At this stage, Five Towns asks that the Court dismiss certain of CDL's claims for failure to state a claim upon which relief can be granted pursuant to Federal Rule of Civil Procedure 12(b)(6) as to two of CDL's claims, namely: (1) CDL's claim for attorney's fees, as such damages are not authorized by the Lease Agreement nor applicable law; and (2) CDL's claim for damages for future payments under the acceleration clause in Section 19(c) of the Lease Agreement, as these damages constitute unenforceable penalty. (Motion at 1.) The Court will discuss each in turn.
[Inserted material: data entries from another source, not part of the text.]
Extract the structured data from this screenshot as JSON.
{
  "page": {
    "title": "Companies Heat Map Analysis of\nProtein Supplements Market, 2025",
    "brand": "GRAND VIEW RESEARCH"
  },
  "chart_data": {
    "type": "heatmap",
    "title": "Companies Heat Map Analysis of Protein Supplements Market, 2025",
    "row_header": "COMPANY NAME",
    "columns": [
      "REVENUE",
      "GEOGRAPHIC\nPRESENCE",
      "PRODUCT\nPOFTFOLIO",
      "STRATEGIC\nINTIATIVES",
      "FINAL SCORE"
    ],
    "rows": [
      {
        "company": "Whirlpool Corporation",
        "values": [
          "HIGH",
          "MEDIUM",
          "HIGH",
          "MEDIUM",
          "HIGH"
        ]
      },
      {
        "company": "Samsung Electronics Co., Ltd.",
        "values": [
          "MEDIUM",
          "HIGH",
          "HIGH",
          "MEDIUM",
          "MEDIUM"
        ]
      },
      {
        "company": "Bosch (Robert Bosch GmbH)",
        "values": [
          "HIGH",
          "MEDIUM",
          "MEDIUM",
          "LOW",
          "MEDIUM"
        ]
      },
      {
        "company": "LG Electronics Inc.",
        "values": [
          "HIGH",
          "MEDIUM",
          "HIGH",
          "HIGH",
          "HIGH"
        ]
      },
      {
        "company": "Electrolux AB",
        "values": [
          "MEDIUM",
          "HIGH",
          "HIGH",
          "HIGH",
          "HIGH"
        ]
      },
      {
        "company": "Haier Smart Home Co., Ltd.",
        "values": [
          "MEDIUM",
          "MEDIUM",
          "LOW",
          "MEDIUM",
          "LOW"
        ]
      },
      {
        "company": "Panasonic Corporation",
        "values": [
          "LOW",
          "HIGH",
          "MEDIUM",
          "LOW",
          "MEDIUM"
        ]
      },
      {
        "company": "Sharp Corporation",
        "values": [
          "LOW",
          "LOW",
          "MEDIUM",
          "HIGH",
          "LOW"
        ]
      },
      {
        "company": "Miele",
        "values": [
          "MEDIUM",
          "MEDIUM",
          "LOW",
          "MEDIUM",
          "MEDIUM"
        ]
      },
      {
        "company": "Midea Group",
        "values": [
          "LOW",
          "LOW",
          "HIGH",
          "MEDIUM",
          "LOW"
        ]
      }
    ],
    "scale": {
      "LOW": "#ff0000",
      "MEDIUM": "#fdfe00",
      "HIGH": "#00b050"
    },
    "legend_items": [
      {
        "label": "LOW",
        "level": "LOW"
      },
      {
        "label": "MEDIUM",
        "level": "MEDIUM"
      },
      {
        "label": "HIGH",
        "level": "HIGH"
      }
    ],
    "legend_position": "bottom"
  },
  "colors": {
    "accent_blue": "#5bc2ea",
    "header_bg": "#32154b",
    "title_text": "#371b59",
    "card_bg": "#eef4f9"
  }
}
Finally, the Court has allowed parties leave to file certain documents under seal, while indicating that if any redactions are inconsistent with In re Avandia Marketing Sales Practices & Products Liability Litigation, the Court may order that that information be disclosed. See 924 F.3d 662 (3d Cir. 2019) (presumptive right of access to judicial records is overcome by a showing that the type of information sought to be sealed would work a clearly defined and serious injury if disclosed). This too will be addressed herein. B. ANALYSIS
1. Attorney's Fees
At the motion to dismiss stage, the Court first accepts all factual allegations in the complaint as true. Fowler v. UPMC Shadyside, 578 F.3d 203, 210-11 (3d Cir. 2009). Under Pennsylvania law there is a clear presumption against fee shifting. Each party is to bear its own costs, absent special circumstances, such as when parties have agreed on a certain arrangement or when it is statutorily mandated. See, e.g., Lavelle v. Koch, 617 A.2d 319, 323 (Pa. 1992) (internal citations omitted) ("[A] litigant cannot recover counsel fees from an adverse party unless there is express statutory authorization, a clear agreement of the parties, or some other established exception."). CDL argues that it is entitled to attorney's fees under the Agreement, specifically pointing to two sections, Sections 17 and 19(c). (Amended Complaint at ¶ 40; see also Response at 12-16.)
The governing law is Pennsylvania law. (See Agreement (Exhibit 1, Doc. 12-1) at § 34.)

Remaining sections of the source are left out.